Bolitho shaded his streaming eyes and stared up at the enemy's foremast as slowly and relentlessly it carved above the smoke until it hung directly above him. Then the French= man fired, the gun-flashes stabbing through the dense smoke and painting it with red and orange, so that it seemed to come alive. He felt the balls crashing into the hull, the splintering thunder jarring the planks beneath his straddled legs as if to burst up through the deck itself.

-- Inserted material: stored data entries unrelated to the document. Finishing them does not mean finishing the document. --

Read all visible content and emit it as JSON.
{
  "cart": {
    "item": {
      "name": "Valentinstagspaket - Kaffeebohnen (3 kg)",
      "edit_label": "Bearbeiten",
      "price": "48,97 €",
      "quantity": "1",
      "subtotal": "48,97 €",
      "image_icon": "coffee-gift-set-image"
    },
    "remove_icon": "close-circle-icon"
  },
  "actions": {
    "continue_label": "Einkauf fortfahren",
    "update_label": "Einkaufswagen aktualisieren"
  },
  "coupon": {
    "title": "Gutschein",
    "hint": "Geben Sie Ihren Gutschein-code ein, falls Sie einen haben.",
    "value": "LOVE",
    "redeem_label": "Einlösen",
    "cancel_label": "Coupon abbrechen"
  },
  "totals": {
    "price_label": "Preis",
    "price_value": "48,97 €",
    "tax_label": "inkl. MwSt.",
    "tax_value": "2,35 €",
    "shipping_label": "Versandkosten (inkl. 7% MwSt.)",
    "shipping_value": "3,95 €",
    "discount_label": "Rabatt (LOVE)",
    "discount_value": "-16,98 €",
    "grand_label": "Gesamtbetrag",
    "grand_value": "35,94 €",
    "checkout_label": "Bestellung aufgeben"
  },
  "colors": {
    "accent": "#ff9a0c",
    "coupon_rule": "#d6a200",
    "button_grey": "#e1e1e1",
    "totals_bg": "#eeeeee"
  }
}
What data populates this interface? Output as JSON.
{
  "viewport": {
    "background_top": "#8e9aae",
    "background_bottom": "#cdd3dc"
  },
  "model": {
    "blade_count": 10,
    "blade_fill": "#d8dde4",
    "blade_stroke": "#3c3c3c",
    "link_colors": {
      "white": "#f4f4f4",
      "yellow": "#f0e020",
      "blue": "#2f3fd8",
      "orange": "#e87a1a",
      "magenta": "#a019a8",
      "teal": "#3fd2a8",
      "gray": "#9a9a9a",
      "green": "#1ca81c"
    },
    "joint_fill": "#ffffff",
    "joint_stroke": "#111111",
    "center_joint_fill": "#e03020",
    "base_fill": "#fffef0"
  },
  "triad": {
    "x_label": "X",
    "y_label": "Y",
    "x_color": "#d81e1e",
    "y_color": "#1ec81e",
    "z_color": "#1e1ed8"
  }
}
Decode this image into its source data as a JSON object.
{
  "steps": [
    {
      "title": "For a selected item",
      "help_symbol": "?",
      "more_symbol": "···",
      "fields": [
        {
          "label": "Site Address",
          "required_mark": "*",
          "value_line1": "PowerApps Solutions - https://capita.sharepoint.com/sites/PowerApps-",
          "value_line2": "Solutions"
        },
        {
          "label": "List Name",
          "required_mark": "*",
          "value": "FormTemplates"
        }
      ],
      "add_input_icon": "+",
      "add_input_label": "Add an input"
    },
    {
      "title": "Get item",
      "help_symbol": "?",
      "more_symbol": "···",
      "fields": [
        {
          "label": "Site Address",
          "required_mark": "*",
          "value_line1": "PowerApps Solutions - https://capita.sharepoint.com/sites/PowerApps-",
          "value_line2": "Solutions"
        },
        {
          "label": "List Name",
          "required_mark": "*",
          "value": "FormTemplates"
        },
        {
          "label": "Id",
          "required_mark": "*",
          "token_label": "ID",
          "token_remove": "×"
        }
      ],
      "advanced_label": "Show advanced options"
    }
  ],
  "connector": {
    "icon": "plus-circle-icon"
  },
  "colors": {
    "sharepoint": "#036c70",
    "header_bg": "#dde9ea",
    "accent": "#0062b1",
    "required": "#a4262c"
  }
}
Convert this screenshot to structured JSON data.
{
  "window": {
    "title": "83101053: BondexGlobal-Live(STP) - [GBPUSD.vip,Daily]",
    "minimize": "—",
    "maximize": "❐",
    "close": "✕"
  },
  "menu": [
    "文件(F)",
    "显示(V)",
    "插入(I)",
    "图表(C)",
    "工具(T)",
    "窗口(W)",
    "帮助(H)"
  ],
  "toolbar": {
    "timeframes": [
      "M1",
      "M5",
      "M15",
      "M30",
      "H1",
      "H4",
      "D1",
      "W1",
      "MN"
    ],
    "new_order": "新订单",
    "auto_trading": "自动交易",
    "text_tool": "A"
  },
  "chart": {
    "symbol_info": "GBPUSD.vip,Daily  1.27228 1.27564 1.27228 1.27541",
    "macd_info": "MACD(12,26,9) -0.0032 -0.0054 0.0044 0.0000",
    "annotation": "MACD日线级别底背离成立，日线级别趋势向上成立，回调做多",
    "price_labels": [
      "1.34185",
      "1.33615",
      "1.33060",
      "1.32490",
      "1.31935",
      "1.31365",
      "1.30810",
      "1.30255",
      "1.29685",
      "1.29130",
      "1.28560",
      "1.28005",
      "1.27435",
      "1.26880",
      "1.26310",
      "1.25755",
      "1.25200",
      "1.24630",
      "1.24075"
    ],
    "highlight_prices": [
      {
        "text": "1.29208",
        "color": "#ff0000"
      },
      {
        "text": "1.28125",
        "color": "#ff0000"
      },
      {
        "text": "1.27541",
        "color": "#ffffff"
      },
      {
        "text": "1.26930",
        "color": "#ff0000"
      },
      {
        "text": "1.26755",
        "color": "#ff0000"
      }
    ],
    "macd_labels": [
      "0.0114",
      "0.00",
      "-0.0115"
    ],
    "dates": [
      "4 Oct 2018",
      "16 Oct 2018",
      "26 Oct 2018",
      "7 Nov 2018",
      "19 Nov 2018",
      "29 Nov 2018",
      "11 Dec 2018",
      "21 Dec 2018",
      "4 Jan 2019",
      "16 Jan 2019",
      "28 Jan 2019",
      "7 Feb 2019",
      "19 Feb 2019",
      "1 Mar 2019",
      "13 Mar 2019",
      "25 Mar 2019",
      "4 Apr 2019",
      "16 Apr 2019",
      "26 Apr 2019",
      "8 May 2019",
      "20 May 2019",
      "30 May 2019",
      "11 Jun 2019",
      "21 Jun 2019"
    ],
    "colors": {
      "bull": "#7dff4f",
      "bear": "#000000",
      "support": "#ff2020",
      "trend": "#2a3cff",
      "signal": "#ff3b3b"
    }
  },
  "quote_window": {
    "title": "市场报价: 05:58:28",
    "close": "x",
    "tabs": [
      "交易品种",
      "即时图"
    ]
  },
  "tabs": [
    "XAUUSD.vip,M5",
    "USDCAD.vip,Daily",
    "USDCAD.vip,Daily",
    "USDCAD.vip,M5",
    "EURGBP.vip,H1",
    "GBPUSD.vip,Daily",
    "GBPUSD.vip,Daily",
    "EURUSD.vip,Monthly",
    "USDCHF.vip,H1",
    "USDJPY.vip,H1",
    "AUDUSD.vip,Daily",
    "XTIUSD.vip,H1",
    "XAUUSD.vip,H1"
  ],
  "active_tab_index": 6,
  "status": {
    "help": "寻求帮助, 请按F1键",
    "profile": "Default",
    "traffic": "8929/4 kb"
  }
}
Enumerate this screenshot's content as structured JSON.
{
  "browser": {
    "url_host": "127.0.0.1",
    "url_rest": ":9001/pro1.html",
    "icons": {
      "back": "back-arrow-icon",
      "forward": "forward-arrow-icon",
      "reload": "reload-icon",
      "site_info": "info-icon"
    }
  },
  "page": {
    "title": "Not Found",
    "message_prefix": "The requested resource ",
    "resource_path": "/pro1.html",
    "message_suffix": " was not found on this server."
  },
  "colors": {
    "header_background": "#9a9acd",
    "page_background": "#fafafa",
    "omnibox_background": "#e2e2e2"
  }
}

He yelled, 'Again, lads! Hit 'em again!'
His brain cringed as the nine-pounders at his back joined in the savage onslaught, and through the deafening gunfire he heard muffled cries and shouted orders as the marines opened fire with their muskets, shooting blindly into the allenveloping smoke.
Something slammed into the rail by his hand, and when he looked down he saw a wood splinter standing on end like a quill pen.
Ashby bellowed, 'The tops! Shoot down those marksmen, you bastards!'
A marine corporal pulled the lanyard of a swivel gun, and before the dense brown smoke blew back across the quarterdeck Bolitho saw some half-dozen men plucked from the enemy's maintop by the scything burst of canister and swept away like so much rubbish.